Johann Wolfgang von Goethe (1749-1832) death mask found in the ruins of Frankfort-am-Main after the Second World war.

Ker-Blam! A gazillion images are uploaded onto the weird and wonderful web.

Ka-Zonk! There goes another bazillion. In just one day there are more images uploaded than all the pictures produced during the whole of the 19th century.

Ka-Zam! A hundred years compressed into a single day. And what does this tell us?

The paintings, sculptures and drawings of the 1800s, 1700s and so on, primarily depicted the story of one section, one class of society, from which it is still possible to limn the shared, universal, cultural, social, religious and philosophical ideas prevalent at the time which have gone on to shape our world.
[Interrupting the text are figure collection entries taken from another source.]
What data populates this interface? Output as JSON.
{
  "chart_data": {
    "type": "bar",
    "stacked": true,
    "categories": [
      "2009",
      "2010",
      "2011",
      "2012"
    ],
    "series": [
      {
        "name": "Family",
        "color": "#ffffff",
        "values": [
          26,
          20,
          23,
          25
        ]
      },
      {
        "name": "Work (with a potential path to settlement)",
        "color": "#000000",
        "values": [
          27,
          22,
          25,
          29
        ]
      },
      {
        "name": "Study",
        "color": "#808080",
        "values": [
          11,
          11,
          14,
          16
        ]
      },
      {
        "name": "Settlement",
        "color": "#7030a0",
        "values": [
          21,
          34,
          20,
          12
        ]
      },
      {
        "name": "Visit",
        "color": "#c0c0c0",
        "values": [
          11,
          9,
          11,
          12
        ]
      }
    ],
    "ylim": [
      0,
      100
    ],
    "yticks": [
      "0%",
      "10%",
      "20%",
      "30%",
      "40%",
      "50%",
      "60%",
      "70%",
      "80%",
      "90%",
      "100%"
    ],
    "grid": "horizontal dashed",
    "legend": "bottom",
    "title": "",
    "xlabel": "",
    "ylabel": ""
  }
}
Today anyone can share their life history or personal preoccupations through social media. Though certainly having its benefits it does mean we have to wade through innumerable selfies, 3am snaps of befuddled naked z-list celebrities and cats that look like Adolf Hitler to find something of lasting cultural importance. This flood of images is creating a new way of communicating, but one that needs to be filtered, contextualised, explained to have any lasting merit.
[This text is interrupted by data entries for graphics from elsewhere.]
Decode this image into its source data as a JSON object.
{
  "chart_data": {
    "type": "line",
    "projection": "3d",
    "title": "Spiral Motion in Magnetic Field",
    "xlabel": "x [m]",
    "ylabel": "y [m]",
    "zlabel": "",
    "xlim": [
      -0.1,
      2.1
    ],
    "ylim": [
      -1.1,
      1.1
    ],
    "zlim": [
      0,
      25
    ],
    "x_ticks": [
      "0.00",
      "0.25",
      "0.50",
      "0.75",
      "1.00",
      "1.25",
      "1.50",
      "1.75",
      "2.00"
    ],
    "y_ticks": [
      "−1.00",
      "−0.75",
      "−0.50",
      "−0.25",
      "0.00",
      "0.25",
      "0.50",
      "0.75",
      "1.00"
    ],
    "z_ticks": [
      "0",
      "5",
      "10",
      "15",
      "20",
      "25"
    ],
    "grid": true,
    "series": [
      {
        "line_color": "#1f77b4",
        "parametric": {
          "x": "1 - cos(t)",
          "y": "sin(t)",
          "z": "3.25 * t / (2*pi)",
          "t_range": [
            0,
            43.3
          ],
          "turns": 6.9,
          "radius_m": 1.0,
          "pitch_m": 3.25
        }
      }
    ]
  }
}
To put it into blogspeak: In the 19th century nearly all images were filtered (because they cost so much) before being produced. Portraits were commissioned by those who could afford them–the church, the wealthy, the ruling elite, the Empire. Landscapes were usually chosen for prestige–for cultural, historical, symbolic, moral or religious significance–though often nothing more than yon romantic idyll.

But it wasn’t just paintings. One of the more interesting though perhaps strangely ghoulish method of representation from the 1700s on was the life or death mask of the great, the good and the downright infamous. These masks were a way to preserve a true likeness for posterity. Cast in plaster or wax, the finished mask was used as a basis for when producing a statue or relief. The selection process was high–no gym bunnies or beefcake bozos here–just the elite of writers, artists, composers, scientists, philosophers, politicians, royalty and religious leaders made the grade.
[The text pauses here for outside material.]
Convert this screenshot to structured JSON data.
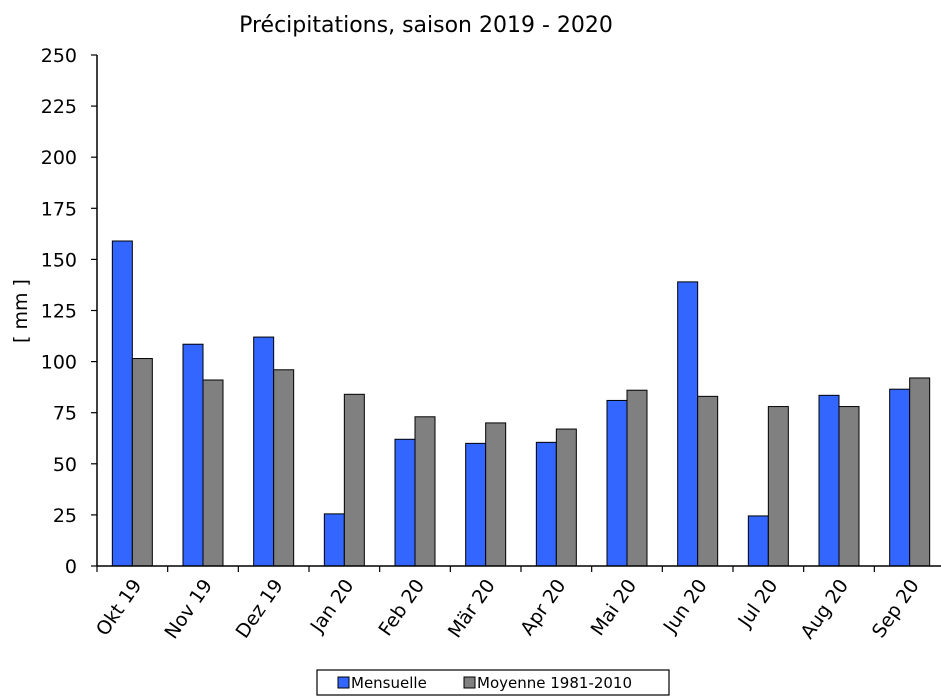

Ludwig van Beethoven (1770-1827).


The poet Samuel Taylor Coleridge (1772-1834).



The infamous and brutal political and military leader Oliver Cromwell (1599-1658).


Effigy of Queen Elizabeth I (1533-1603) taken from her death mask.



This is a life mask taken of Benjamin Franklin (1706-1790).


Another life mask of Romantic poet John Keats (1795-1821) probably made by artist Benjamin Haydon.

Can death be sleep, when life is but a dream,
And scenes of bliss pass as a phantom by?
The transient pleasures as a vision seem,
And yet we think the greatest pain’s to die.



The life mask of American Republican President Abraham Lincoln (1808-1865)–note the holes where the eyes were left uncovered.


Death mask of composer Franz Liszt (1811-1886).


Mary Queen of Scots (got her head chopped off) (1542-87) death mask on effigy from her tomb.


Death mask of composer Felix Mendelssohn (1809-1847).



Sir Isaac Newton (1642-1727).



Original death mask of poet Walt Whitman (1819-92).



Life mask of Romantic poet William Wordsworth (1770-1850).


Death mask of writer Sir Walter Scott (1771-1832).